Blog - HubSpot Product Team

The Self-Referential, Executable svn Commit Message

Written by Dan Milstein | Aug 9, 2010

A month or so back, the HubSpot svn repo began to approach commit number 50,000.  And, amid the idle banter about how best to celebrate the event, my friend and scrum team-mate Owen J Raccuglia, aka OJRac, aka Juice, quietly went and coded up a deviously clever hack, which, a brief bout of svn commit sniping later, became our commit 50K.

Let's take a look (actual svn server name changed to protect the innocent):

$ svn log -r 50000 https://svn.someserver.com/svn
------------------------------------------------------------------------
r50000 | oraccuglia | 2010-07-14 00:10:41 -0400 (Wed, 14 Jul 2010) | 6 lines

#/bin/bash
    svn export https://svn.someserver.com/svn/50k -r 50000

    gcc -xc 50k
    ./a.out | diff 50k -
    ./a.out | python -
------------------------------------------------------------------------
So, what happens if, say, you were to run that commit message as a shell script?  Let's see:
$ svn log --incremental -r 50000 https://svn.someserver.com/svn | tail -n +4 | /bin/bash
A    50k
Export complete.
#/bin/bash
svn export https://svn.someserver.com/svn/50k -r 50000

gcc -xc 50k
./a.out | diff 50k -
./a.out | python -
Okay, so, modulo a bit of output noise (which is a slight, irremediable flaw in the hack -- the svn export line should have had a -q -- but we can't change that message now, is part of the overall delight). But anyways, except for that, running the commit message... produces the commit message. But how does it do so? Let's unpack it.
$ svn export https://svn.someserver.com/svn/50k -r 50000
That's checking out a file named 50k, which, if we look at the source, is:
#include/*
m='''#/bin/bash
svn export https://svn.someserver.com/svn/50k -r 50000

gcc -xc 50k
./a.out | diff 50k -
./a.out | python -
'''
s='''*/
main(){char*_;/*'''
def printf(*a):print m
#*/
_="#include/*%cm='''#/bin/bash%csvn export https://svn.someserver.com/svn/50k -r 50000%c%cgcc -xc 50k%c./a.out | diff 50k -%c./a.out | python -%c'''%cs='''*/%cmain(){char*_;/*'''%cdef printf(*a):print m%c#*/%c_=%c%s%c;printf(_,10,10,10,10,10,10,10,10,10,10,10,10,34,_,34,10,10,10,10);%c#/*%cs='''*/%c}//'''%c";printf(_,10,10,10,10,10,10,10,10,10,10,10,10,34,_,34,10,10,10,10);
#/*
s='''*/
}//'''
Okay, um, it looks like a C program, but also, if you squint, like a python program.  Alright, what does our friend the commit message do with this code?
$ gcc -xc 50k
It's compiling it as a C program, and, naturally, placing the resulting executable in good old a.out.  Then, gratuitously, just to show off, the commit message does:
$ ./a.out | diff 50k -
Meaning, it runs a.out, and compares the results with the original source code used to create it.  And... they're identical.  So, in the middle of this process, there's a C quine. Next up, the commit message runs that same program as a python script:
$ ./a.out | python -
(Of course, this step could have been "python 50k" , but that would take the fun out of the C-quine nature of the code).
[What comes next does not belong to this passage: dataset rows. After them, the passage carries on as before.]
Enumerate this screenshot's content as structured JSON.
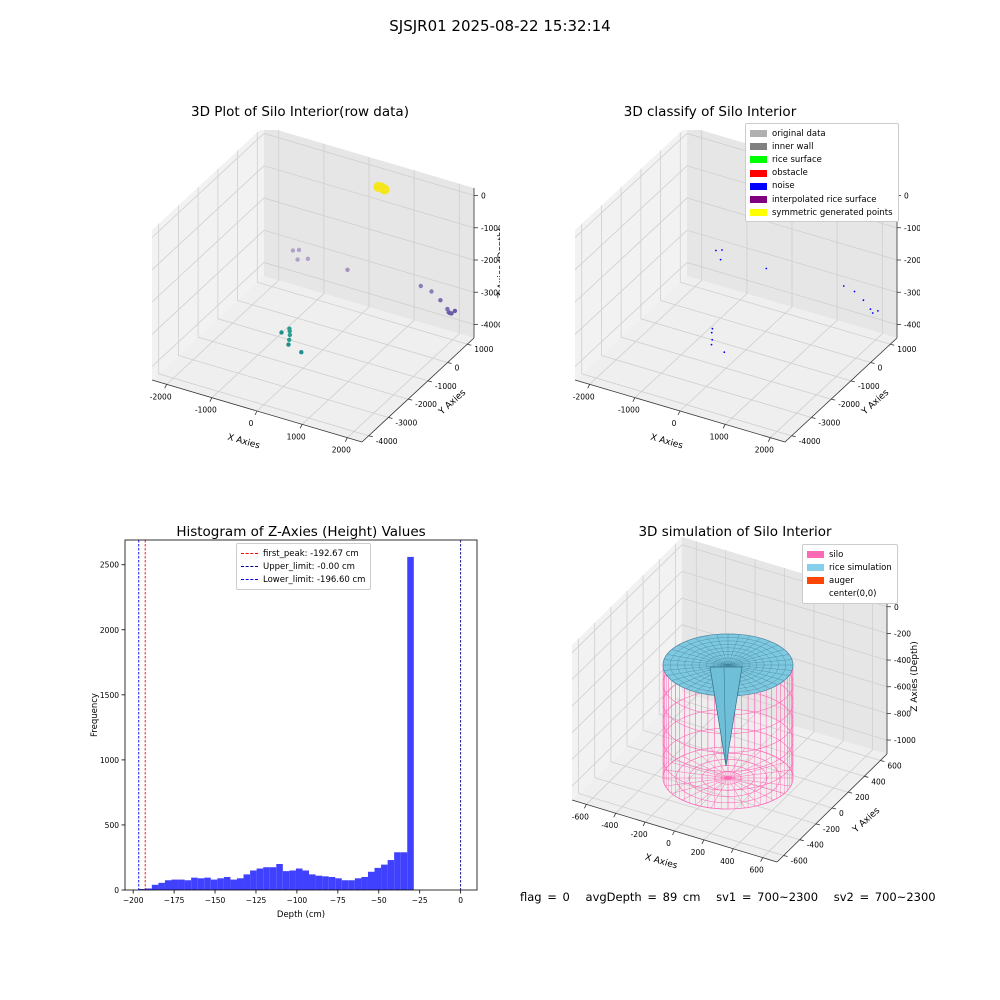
{
  "figure_title": "SJSJR01 2025-08-22 15:32:14",
  "chart_data": [
    {
      "type": "scatter",
      "title": "3D Plot of Silo Interior(row data)",
      "xlabel": "X Axies",
      "ylabel": "Y Axies",
      "zlabel": "Z Axies (Depth)",
      "x_ticks": [
        "-2000",
        "-1000",
        "0",
        "1000",
        "2000"
      ],
      "y_ticks": [
        "-4000",
        "-3000",
        "-2000",
        "-1000",
        "0",
        "1000"
      ],
      "z_ticks": [
        "0",
        "-1000",
        "-2000",
        "-3000",
        "-4000"
      ],
      "grid": true,
      "points": [
        {
          "x": 700,
          "y": 600,
          "z": 0,
          "color": "#f5e61e"
        },
        {
          "x": 760,
          "y": 620,
          "z": -50,
          "color": "#f5e61e"
        },
        {
          "x": 640,
          "y": 560,
          "z": 20,
          "color": "#f5e61e"
        },
        {
          "x": -1500,
          "y": 800,
          "z": -3000,
          "color": "#b3a0c8"
        },
        {
          "x": -1400,
          "y": 900,
          "z": -3000,
          "color": "#b3a0c8"
        },
        {
          "x": -1300,
          "y": 600,
          "z": -3100,
          "color": "#b3a0c8"
        },
        {
          "x": -1100,
          "y": 700,
          "z": -3050,
          "color": "#b3a0c8"
        },
        {
          "x": -200,
          "y": 800,
          "z": -3100,
          "color": "#a694c0"
        },
        {
          "x": 1500,
          "y": 900,
          "z": -3000,
          "color": "#8e7cb6"
        },
        {
          "x": 1800,
          "y": 800,
          "z": -3000,
          "color": "#8e7cb6"
        },
        {
          "x": 2100,
          "y": 600,
          "z": -3050,
          "color": "#7e6aae"
        },
        {
          "x": 2400,
          "y": 300,
          "z": -3050,
          "color": "#7e6aae"
        },
        {
          "x": 2450,
          "y": 250,
          "z": -3100,
          "color": "#7e6aae"
        },
        {
          "x": 2500,
          "y": 200,
          "z": -3080,
          "color": "#6a5aa6"
        },
        {
          "x": 2550,
          "y": 180,
          "z": -3060,
          "color": "#6a5aa6"
        },
        {
          "x": 2600,
          "y": 250,
          "z": -3000,
          "color": "#6a5aa6"
        },
        {
          "x": -650,
          "y": -1300,
          "z": -4000,
          "color": "#2a9d8f"
        },
        {
          "x": -600,
          "y": -1400,
          "z": -4000,
          "color": "#2a9d8f"
        },
        {
          "x": -550,
          "y": -1500,
          "z": -4050,
          "color": "#2a9d8f"
        },
        {
          "x": -500,
          "y": -1650,
          "z": -4100,
          "color": "#2a9d8f"
        },
        {
          "x": -750,
          "y": -1500,
          "z": -4050,
          "color": "#218e8e"
        },
        {
          "x": -450,
          "y": -1800,
          "z": -4150,
          "color": "#218e8e"
        },
        {
          "x": -100,
          "y": -1900,
          "z": -4200,
          "color": "#218e8e"
        }
      ]
    },
    {
      "type": "scatter",
      "title": "3D classify of Silo Interior",
      "xlabel": "X Axies",
      "ylabel": "Y Axies",
      "zlabel": "Z Axies (Depth)",
      "x_ticks": [
        "-2000",
        "-1000",
        "0",
        "1000",
        "2000"
      ],
      "y_ticks": [
        "-4000",
        "-3000",
        "-2000",
        "-1000",
        "0",
        "1000"
      ],
      "z_ticks": [
        "0",
        "-1000",
        "-2000",
        "-3000",
        "-4000"
      ],
      "grid": true,
      "legend_placement": "top-right",
      "legend": [
        {
          "label": "original data",
          "color": "#b0b0b0"
        },
        {
          "label": "inner wall",
          "color": "#808080"
        },
        {
          "label": "rice surface",
          "color": "#00ff00"
        },
        {
          "label": "obstacle",
          "color": "#ff0000"
        },
        {
          "label": "noise",
          "color": "#0000ff"
        },
        {
          "label": "interpolated rice surface",
          "color": "#800080"
        },
        {
          "label": "symmetric generated points",
          "color": "#ffff00"
        }
      ],
      "noise_points": [
        {
          "x": -1500,
          "y": 800,
          "z": -3000
        },
        {
          "x": -1400,
          "y": 900,
          "z": -3000
        },
        {
          "x": -1300,
          "y": 600,
          "z": -3100
        },
        {
          "x": -300,
          "y": 800,
          "z": -3100
        },
        {
          "x": 1500,
          "y": 900,
          "z": -3000
        },
        {
          "x": 1800,
          "y": 800,
          "z": -3000
        },
        {
          "x": 2100,
          "y": 600,
          "z": -3050
        },
        {
          "x": 2400,
          "y": 300,
          "z": -3050
        },
        {
          "x": 2500,
          "y": 200,
          "z": -3080
        },
        {
          "x": 2600,
          "y": 250,
          "z": -3000
        },
        {
          "x": -650,
          "y": -1300,
          "z": -4000
        },
        {
          "x": -600,
          "y": -1450,
          "z": -4020
        },
        {
          "x": -500,
          "y": -1650,
          "z": -4100
        },
        {
          "x": -450,
          "y": -1800,
          "z": -4150
        },
        {
          "x": -100,
          "y": -1900,
          "z": -4200
        }
      ]
    },
    {
      "type": "bar",
      "title": "Histogram of Z-Axies (Height) Values",
      "xlabel": "Depth (cm)",
      "ylabel": "Frequency",
      "xlim": [
        -205,
        10
      ],
      "ylim": [
        0,
        2690
      ],
      "x_ticks": [
        -200,
        -175,
        -150,
        -125,
        -100,
        -75,
        -50,
        -25,
        0
      ],
      "y_ticks": [
        0,
        500,
        1000,
        1500,
        2000,
        2500
      ],
      "bin_start": -196.6,
      "bin_width": 4,
      "values": [
        8,
        12,
        40,
        55,
        75,
        80,
        80,
        75,
        95,
        90,
        95,
        80,
        90,
        100,
        80,
        90,
        120,
        150,
        165,
        175,
        175,
        200,
        145,
        150,
        165,
        150,
        120,
        110,
        105,
        100,
        90,
        75,
        75,
        90,
        100,
        140,
        170,
        195,
        230,
        290,
        290,
        2560
      ],
      "bar_color": "#4040ff",
      "legend_placement": "top-center",
      "vlines": [
        {
          "label": "first_peak: -192.67 cm",
          "x": -192.67,
          "color": "#ff0000"
        },
        {
          "label": "Upper_limit: -0.00 cm",
          "x": -0.0,
          "color": "#00008b"
        },
        {
          "label": "Lower_limit: -196.60 cm",
          "x": -196.6,
          "color": "#0000ff"
        }
      ]
    },
    {
      "type": "surface",
      "title": "3D simulation of Silo Interior",
      "xlabel": "X Axies",
      "ylabel": "Y Axies",
      "zlabel": "Z Axies (Depth)",
      "x_ticks": [
        "-600",
        "-400",
        "-200",
        "0",
        "200",
        "400",
        "600"
      ],
      "y_ticks": [
        "-600",
        "-400",
        "-200",
        "0",
        "200",
        "400",
        "600"
      ],
      "z_ticks": [
        "0",
        "-200",
        "-400",
        "-600",
        "-800",
        "-1000"
      ],
      "legend_placement": "top-right",
      "legend": [
        {
          "label": "silo",
          "color": "#ff69b4"
        },
        {
          "label": "rice simulation",
          "color": "#87ceeb"
        },
        {
          "label": "auger",
          "color": "#ff4500"
        },
        {
          "label": "center(0,0)",
          "color": ""
        }
      ]
    }
  ],
  "footer": {
    "flag": "flag = 0",
    "avg": "avgDepth = 89 cm",
    "sv1": "sv1 = 700~2300",
    "sv2": "sv2 = 700~2300"
  }
}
And, when run as a python program, it produces:
#/bin/bash
svn export https://svn.someserver.com/svn/50k -r 50000

gcc -xc 50k
./a.out | diff 50k -
./a.out | python -

... the orginal text of the commit message.  So, the file 50k is valid code in two languages, in one of which it's a quine, in the other it produces the original commit message.

Overall, I see the commit message as a three language-long quine loop, depending on some external state in the svn tree (but that state is pretty long-term reliable).  In fact, when I consider it that way, it feels a bit like the genotype -> phenotype loop of self-reference and self-reproduction (which often depends on external state in the real world).

All in all, it delights me no end.

Anyone have any other tales of svn commit message hackery to share? Owen and I have been kicking around some steganography-inspired ideas for hiding code in the low bits of an image, or in diffs of specific commits, but, for now, those will just have to wait for commit number 60,000.